Forty years ago, a group of pediatricians did the same thing. An article published in a pediatric journal about the deaths of children inside automobiles spurred a Tennessee doctor to take ownership of the problem, even though such things were not considered under the purview of doctors. His work on the state-level to mandate the use of car seats led to nationwide laws that four decades later, have saved the lives of thousands of children. From 1975 to 2016, the lives of 11,274 children under the age of four were saved by car seats.
Bringing this back to business and our daily lives, Heath tells a story of an executive coach who was called to solve a dispute between two colleagues in her organization. She bought them into her office and said, essentially:
‘I’m accountable for this…I knew there were problems between the two of you and I chose to do nothing.
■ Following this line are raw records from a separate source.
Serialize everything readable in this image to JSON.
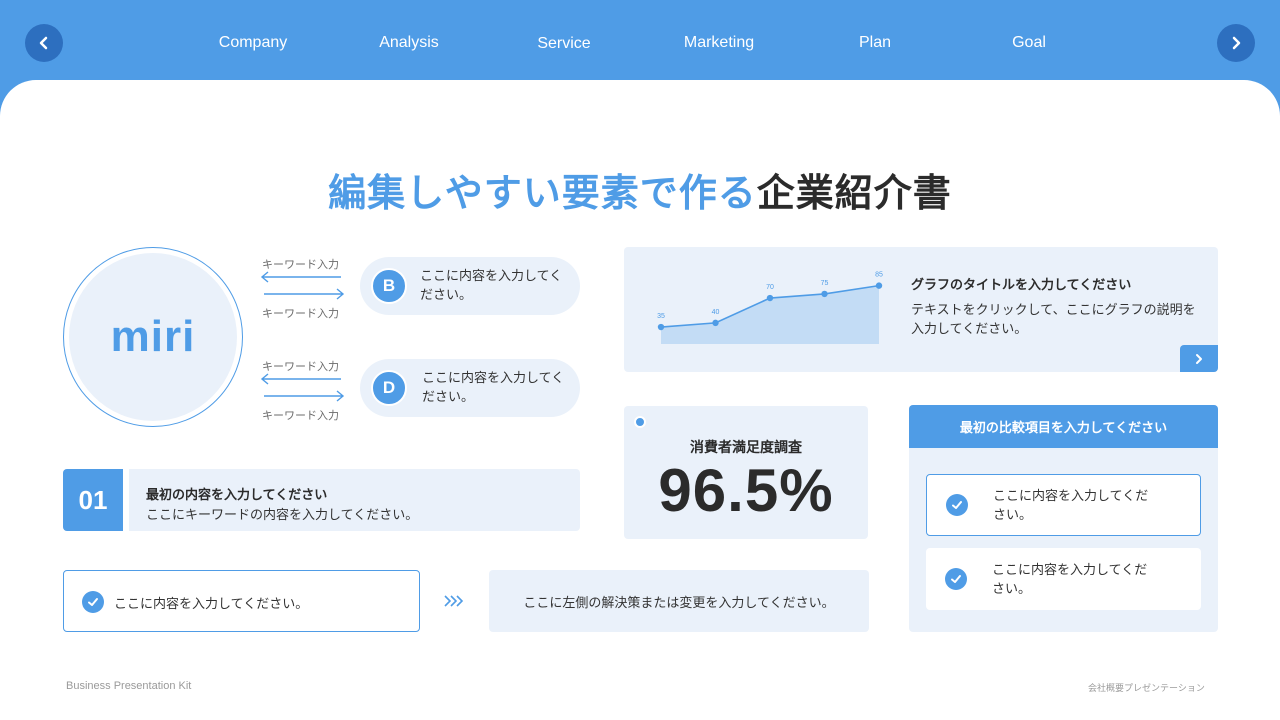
{
  "nav": {
    "items": [
      "Company",
      "Analysis",
      "Service",
      "Marketing",
      "Plan",
      "Goal"
    ],
    "prev_icon": "chevron-left-icon",
    "next_icon": "chevron-right-icon"
  },
  "title": {
    "highlight": "編集しやすい要素で作る",
    "rest": "企業紹介書"
  },
  "logo": {
    "text": "miri"
  },
  "keywords": {
    "label": "キーワード入力"
  },
  "pills": [
    {
      "badge": "B",
      "text": "ここに内容を入力してください。"
    },
    {
      "badge": "D",
      "text": "ここに内容を入力してください。"
    }
  ],
  "step": {
    "number": "01",
    "title": "最初の内容を入力してください",
    "desc": "ここにキーワードの内容を入力してください。"
  },
  "check_box": {
    "text": "ここに内容を入力してください。"
  },
  "solution": {
    "text": "ここに左側の解決策または変更を入力してください。"
  },
  "chart_card": {
    "title": "グラフのタイトルを入力してください",
    "desc": "テキストをクリックして、ここにグラフの説明を入力してください。"
  },
  "chart_data": {
    "type": "area",
    "x": [
      1,
      2,
      3,
      4,
      5
    ],
    "values": [
      35,
      40,
      70,
      75,
      85
    ],
    "title": "",
    "xlabel": "",
    "ylabel": "",
    "ylim": [
      0,
      100
    ],
    "grid": false,
    "color": "#4f9ce6"
  },
  "stat": {
    "label": "消費者満足度調査",
    "value": "96.5%"
  },
  "compare": {
    "header": "最初の比較項目を入力してください",
    "items": [
      {
        "text": "ここに内容を入力してください。",
        "active": true
      },
      {
        "text": "ここに内容を入力してください。",
        "active": false
      }
    ]
  },
  "footer": {
    "left": "Business Presentation Kit",
    "right": "会社概要プレゼンテーション"
  },
  "colors": {
    "accent": "#4f9ce6",
    "panel": "#eaf1fa",
    "dark": "#2b2b2b"
  }
}
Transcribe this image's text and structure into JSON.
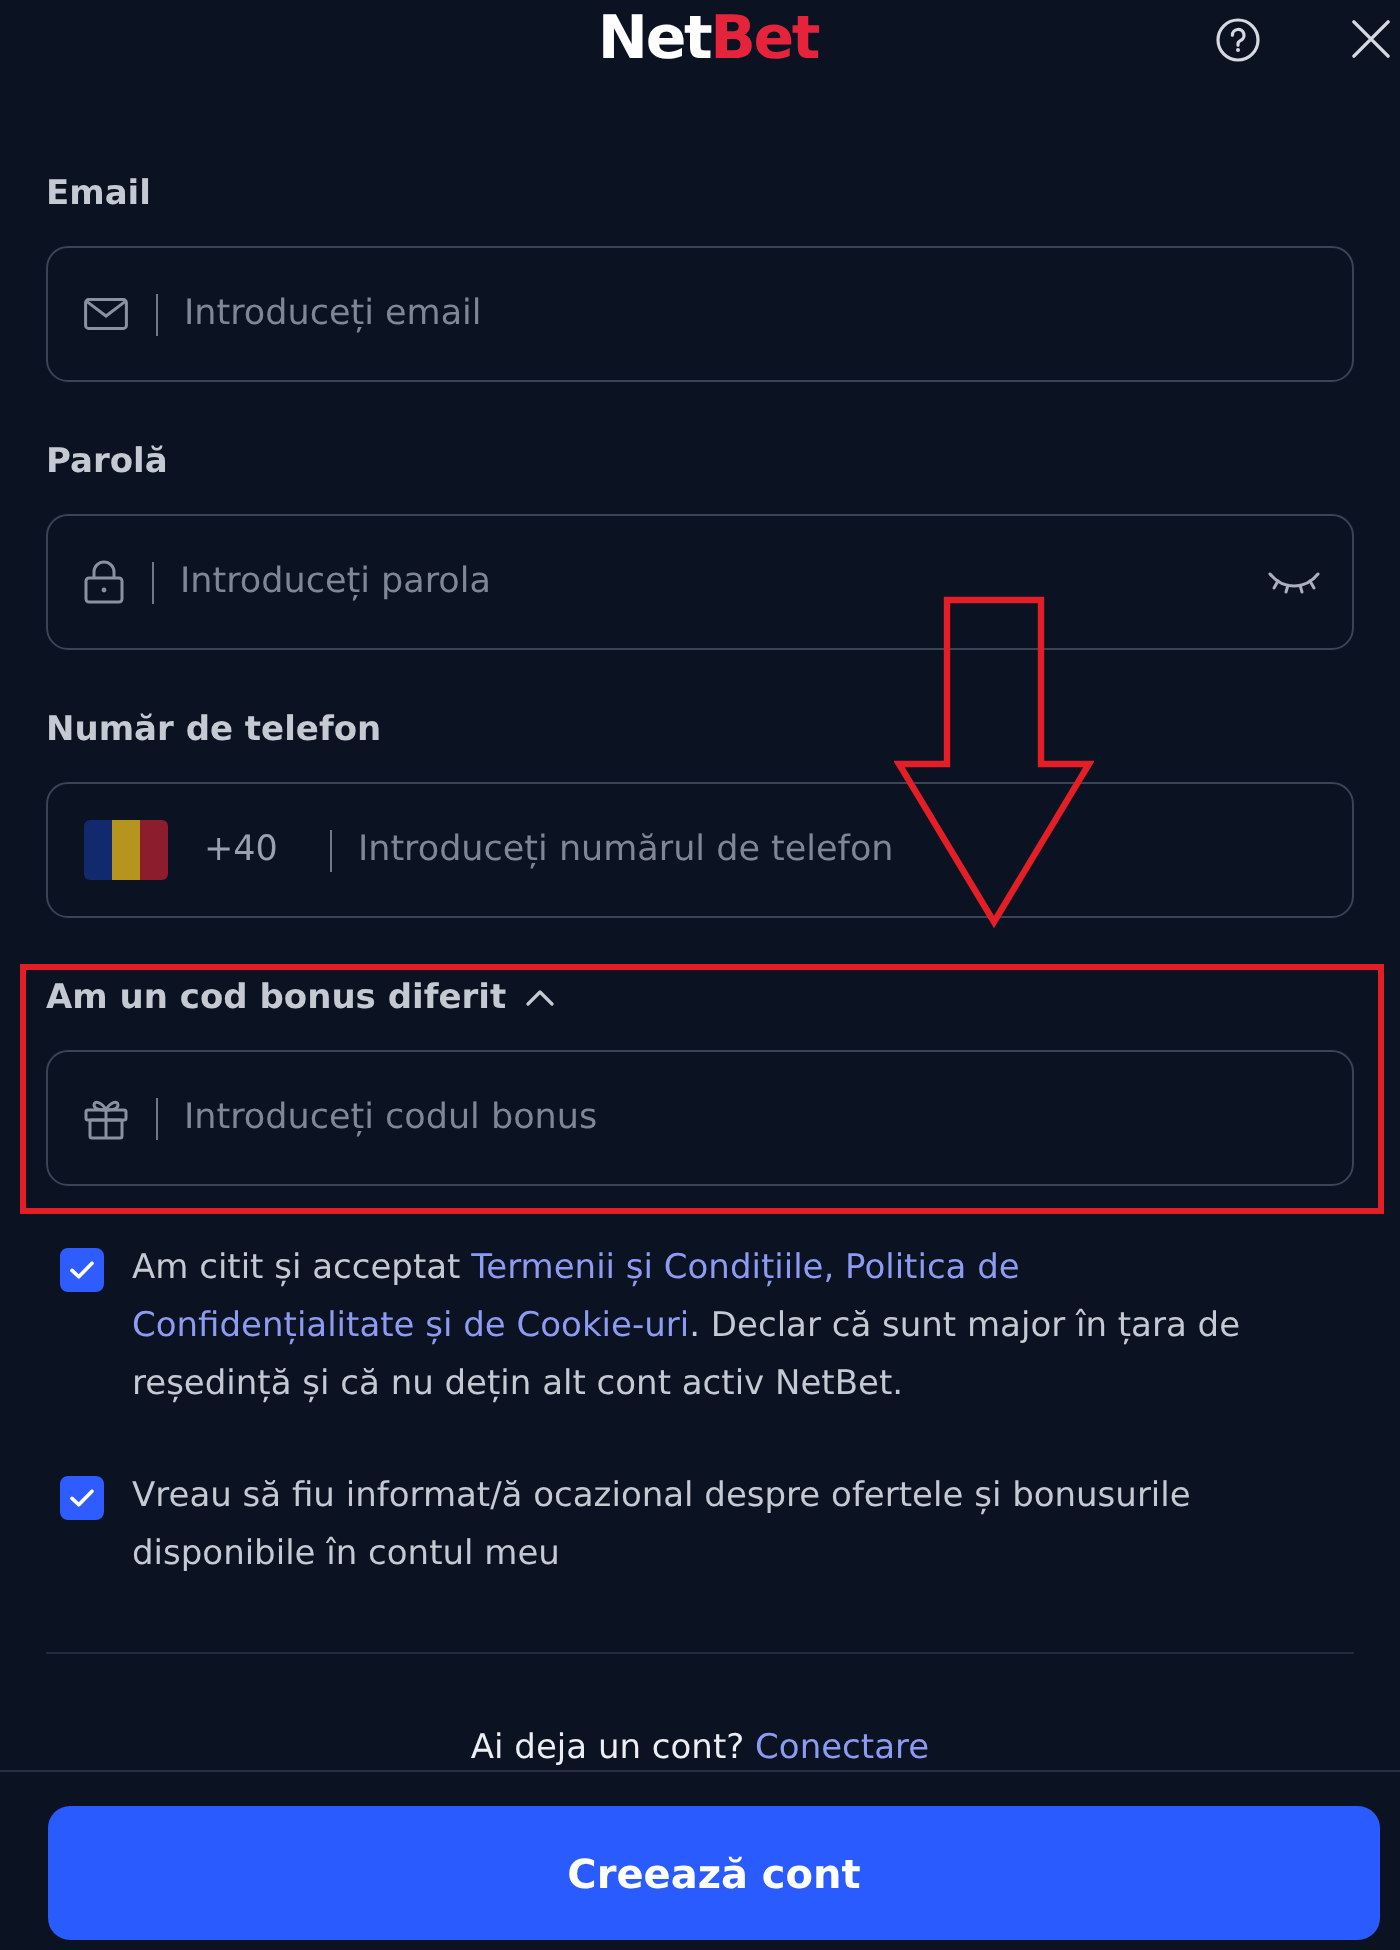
{
  "header": {
    "logo": [
      {
        "text": "Net",
        "color": "#ffffff"
      },
      {
        "text": "Bet",
        "color": "#e5243b"
      }
    ]
  },
  "fields": [
    {
      "kind": "email",
      "label": "Email",
      "placeholder": "Introduceți email"
    },
    {
      "kind": "password",
      "label": "Parolă",
      "placeholder": "Introduceți parola"
    },
    {
      "kind": "phone",
      "label": "Număr de telefon",
      "dial_code": "+40",
      "placeholder": "Introduceți numărul de telefon"
    }
  ],
  "bonus": {
    "label": "Am un cod bonus diferit",
    "expanded": true,
    "placeholder": "Introduceți codul bonus"
  },
  "consents": [
    {
      "checked": true,
      "text": [
        {
          "kind": "plain",
          "text": "Am citit și acceptat "
        },
        {
          "kind": "link",
          "text": "Termenii și Condițiile, Politica de"
        },
        {
          "kind": "link",
          "text": "Confidențialitate și de Cookie-uri"
        },
        {
          "kind": "plain",
          "text": ". Declar că sunt major în țara de reședință și că nu dețin alt cont activ NetBet."
        }
      ]
    },
    {
      "checked": true,
      "text": [
        {
          "kind": "plain",
          "text": "Vreau să fiu informat/ă ocazional despre ofertele și bonusurile disponibile în contul meu"
        }
      ]
    }
  ],
  "login_prompt": {
    "text": "Ai deja un cont?",
    "link": "Conectare"
  },
  "submit_button": "Creează cont"
}
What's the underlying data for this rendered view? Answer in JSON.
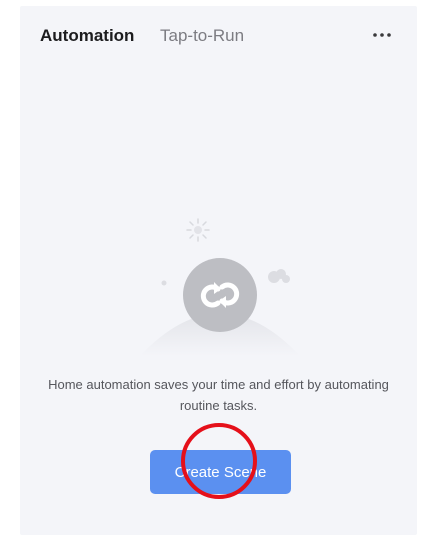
{
  "header": {
    "tabs": [
      {
        "label": "Automation",
        "active": true
      },
      {
        "label": "Tap-to-Run",
        "active": false
      }
    ],
    "more_icon": "more-horizontal-icon"
  },
  "empty_state": {
    "illustration_icon": "automation-loop-icon",
    "message": "Home automation saves your time and effort by automating routine tasks."
  },
  "actions": {
    "create_scene_label": "Create Scene"
  },
  "colors": {
    "background": "#f4f5f9",
    "primary_button": "#5b90f0",
    "annotation_circle": "#e5101a"
  }
}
Now, I’d like each of you to tell the story of this situation as though you’re the only ones in the world responsible for where we are.’
As a society, we are quick to point the finger at a lack of personal responsibility when it comes to, for example, the issue of poverty and those who suffer from it. But why don’t we ask from our leaders what we ask from those who are most vulnerable?
What if business leaders told the story of poverty as if they were the only ones responsible? What if they told the story of climate change in a similar way? Heath asks, what if we all did this in our daily lives? How much better and stronger might our personal relationships be, our communities and our society?
Accountability is not the only solution, but it is the first step. Without it, we cannot hope to solve the big problems that plague us.